After a technician has confirmed there's carbon monoxide in your house, they'll find the source and seal off the leak. It might be any of your fuel-burning appliances, so it can take a while to find the right spot. Your technician can look for soot or smoke stains and other characteristics of carbon monoxide. In the meantime, here are some things you can manage to reduce CO levels in your home:

  1. See to it that your furnace is correctly vented and that there are no obstructions in the flue pipe or anywhere else that can trap carbon monoxide gas in your home.
  2. Keep doors open between rooms whenever you use appliances that produce carbon monoxide, including fireplaces, stoves or ovens, to maximize ventilation.
  3. Avoid using a gas stove or oven to heat your home. These appliances would be running constantly, needlessly consuming energy and putting heavy strain on them.
  4. Never burn charcoal indoors. Not only could it make a mess, but it's also a source of carbon monoxide.
  5. Try not to use fuel-powered generators, pressure washers or other gas-powered tools in confined spaces.
  6. If you use a wood-burning fireplace, ensure the flue is open when in use to permit carbon monoxide to leave the house.
  7. Stay on top of routine furnace maintenance in Newton. A damaged or malfunctioning furnace is a common source of carbon monoxide problems.
  8. Most importantly, set up carbon monoxide detectors. These useful alarms recognize CO gas much quicker than humans can.

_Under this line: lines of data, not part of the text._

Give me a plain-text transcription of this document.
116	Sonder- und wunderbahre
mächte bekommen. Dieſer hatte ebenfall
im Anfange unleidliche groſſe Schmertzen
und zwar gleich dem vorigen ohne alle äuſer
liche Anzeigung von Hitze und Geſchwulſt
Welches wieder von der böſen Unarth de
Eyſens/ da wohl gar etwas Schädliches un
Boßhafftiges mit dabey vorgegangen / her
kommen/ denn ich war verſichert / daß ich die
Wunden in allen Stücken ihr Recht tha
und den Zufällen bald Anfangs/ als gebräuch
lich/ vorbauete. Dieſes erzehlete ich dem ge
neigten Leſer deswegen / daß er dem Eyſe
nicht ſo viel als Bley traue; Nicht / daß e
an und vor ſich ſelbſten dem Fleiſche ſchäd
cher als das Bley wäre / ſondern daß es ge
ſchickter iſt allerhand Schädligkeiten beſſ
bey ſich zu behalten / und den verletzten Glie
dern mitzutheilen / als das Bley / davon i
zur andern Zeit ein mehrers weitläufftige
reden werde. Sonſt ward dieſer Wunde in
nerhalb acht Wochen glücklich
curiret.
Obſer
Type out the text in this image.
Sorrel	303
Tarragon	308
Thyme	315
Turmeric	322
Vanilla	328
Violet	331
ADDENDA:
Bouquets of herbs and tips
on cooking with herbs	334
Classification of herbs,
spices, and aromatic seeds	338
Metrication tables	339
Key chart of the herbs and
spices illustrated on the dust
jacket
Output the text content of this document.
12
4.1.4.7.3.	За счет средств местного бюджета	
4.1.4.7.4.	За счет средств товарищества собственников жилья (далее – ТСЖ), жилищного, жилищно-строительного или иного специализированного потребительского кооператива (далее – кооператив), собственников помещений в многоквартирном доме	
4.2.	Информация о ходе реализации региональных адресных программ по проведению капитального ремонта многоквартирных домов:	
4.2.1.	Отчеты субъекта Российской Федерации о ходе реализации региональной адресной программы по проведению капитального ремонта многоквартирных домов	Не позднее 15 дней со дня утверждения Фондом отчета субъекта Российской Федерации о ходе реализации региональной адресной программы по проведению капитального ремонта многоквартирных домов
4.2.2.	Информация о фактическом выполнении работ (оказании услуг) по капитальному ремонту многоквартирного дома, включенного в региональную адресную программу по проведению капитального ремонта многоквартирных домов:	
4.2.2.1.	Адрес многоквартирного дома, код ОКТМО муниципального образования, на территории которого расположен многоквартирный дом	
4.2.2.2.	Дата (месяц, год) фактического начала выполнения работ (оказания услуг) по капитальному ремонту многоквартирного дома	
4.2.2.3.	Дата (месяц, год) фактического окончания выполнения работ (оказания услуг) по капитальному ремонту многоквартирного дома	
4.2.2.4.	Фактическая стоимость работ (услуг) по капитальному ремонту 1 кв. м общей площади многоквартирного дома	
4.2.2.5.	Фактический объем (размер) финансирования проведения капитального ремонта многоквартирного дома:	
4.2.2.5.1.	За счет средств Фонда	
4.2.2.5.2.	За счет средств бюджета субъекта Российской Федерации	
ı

How Many Carbon Monoxide Detectors Do I Need?

It's important to set up at least one carbon monoxide detector on each floor of your home, as well as the basement. Prioritize bedrooms and other spaces farther from the exits. This offers people who were sleeping plenty of time to evacuate safely. It's also a great idea to install carbon monoxide alarms close to sources of CO gas, like your kitchen stove or a water heater. Lastly, especially large homes should think about installing extra CO detectors for uniform distribution throughout the entire house.

Let's say a home has three floors, including the basement. With the above suggestions, you'll want to put in three to four carbon monoxide detectors.

  • One alarm can be mounted close to the furnace and/or water heater.
  • The second alarm should be set up around the kitchen.
  • While the third and fourth alarms could be installed near or within bedrooms.

Professional Installation Minimizes the Risk of Carbon Monoxide

Protecting against a carbon monoxide leak is always more beneficial than repairing the leak after it’s been found. One of the best ways to prevent a CO gas leak in your furnace is by trusting furnace installation in Newton to trained experts like Brookwood Inc. They understand how to install your preferred make and model to ensure optimal efficiency and minimal risk.